Treatment of the majority of forms of a superficial stafilodermiya, as a rule, local, is based on use of ointments with antibiotics, antiseptics and other antimicrobic means. At chronic types of a disease, such as vulgar , also apply ultra-violet radiation and other physiotherapeutic techniques. At deep forms of a stafilodermiya practically always appoint system antibiotics from group of macroleads or tetratsiklin – it becomes not only for the speedy recovery of the patient, but also for prevention of complications (metastatic spread of an infection or sepsis). When the stafilodermiya is caused by the general diseases (an immunodeficiency, diabetes), their therapy also makes the contribution to the speedy recovery.
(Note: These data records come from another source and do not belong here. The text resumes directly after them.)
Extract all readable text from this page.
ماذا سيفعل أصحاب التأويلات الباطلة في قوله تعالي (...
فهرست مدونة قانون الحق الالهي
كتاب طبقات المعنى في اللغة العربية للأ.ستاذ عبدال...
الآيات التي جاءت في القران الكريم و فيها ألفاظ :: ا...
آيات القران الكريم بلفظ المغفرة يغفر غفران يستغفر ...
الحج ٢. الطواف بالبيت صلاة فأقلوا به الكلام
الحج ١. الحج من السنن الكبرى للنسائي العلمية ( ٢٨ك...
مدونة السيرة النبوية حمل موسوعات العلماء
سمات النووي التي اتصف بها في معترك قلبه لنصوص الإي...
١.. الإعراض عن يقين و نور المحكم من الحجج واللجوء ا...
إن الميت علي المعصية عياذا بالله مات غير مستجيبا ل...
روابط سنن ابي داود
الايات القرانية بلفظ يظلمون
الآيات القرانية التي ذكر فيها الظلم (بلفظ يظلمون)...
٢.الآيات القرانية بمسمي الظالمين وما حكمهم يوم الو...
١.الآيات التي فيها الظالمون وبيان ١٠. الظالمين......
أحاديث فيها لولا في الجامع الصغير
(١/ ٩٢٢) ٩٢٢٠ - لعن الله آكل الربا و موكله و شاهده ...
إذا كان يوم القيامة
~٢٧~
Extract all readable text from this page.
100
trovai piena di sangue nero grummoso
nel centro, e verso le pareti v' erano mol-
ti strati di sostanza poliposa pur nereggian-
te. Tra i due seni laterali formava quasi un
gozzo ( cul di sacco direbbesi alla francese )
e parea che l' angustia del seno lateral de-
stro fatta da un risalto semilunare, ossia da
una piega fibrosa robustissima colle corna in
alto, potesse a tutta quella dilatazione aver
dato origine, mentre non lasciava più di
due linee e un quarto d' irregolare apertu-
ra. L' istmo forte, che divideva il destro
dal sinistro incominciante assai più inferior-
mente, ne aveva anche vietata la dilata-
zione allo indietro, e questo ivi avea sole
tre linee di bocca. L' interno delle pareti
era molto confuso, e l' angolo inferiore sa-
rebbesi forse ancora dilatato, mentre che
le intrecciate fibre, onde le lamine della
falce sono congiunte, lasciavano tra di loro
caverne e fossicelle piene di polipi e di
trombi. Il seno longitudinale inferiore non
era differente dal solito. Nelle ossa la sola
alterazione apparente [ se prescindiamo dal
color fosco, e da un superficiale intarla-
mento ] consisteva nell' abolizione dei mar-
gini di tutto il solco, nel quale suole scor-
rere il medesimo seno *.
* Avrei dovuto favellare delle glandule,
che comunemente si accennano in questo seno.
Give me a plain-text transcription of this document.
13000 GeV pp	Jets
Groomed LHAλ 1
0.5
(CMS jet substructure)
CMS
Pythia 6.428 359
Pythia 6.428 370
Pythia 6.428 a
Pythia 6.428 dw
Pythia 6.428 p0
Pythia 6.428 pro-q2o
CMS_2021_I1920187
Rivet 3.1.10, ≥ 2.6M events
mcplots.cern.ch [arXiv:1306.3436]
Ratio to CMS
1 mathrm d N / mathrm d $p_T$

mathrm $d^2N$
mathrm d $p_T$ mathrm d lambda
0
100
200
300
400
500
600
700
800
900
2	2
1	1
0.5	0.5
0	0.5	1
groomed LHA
Forecast and prevention of a stafilodermiya
The forecast of a stafilodermiya, especially its superficial forms, most often favorable – after permission of the pyoinflammatory center on skin does not remain traces. At deep forms of a disease formation of granulations, more or less noticeable hems is possible and it is long the existing infiltrates. Potentially any type of a stafilodermiya can lead to heavy complications, such as sepsis, purulent lymphadenitis, abscesses of internals that creates threat of human life. Extremely seldom at extensive defeats there is toxic shock caused by waste products of stafilokokk and disintegration of fabrics. Only in due time begun antibacterial therapy will help to avoid such manifestations. For prevention of a stafilodermiya it is necessary to maintain immunity up to standard, to keep purity of integuments, to process skin damages by antiseptics, to avoid use of someone else's razors, towels, basts.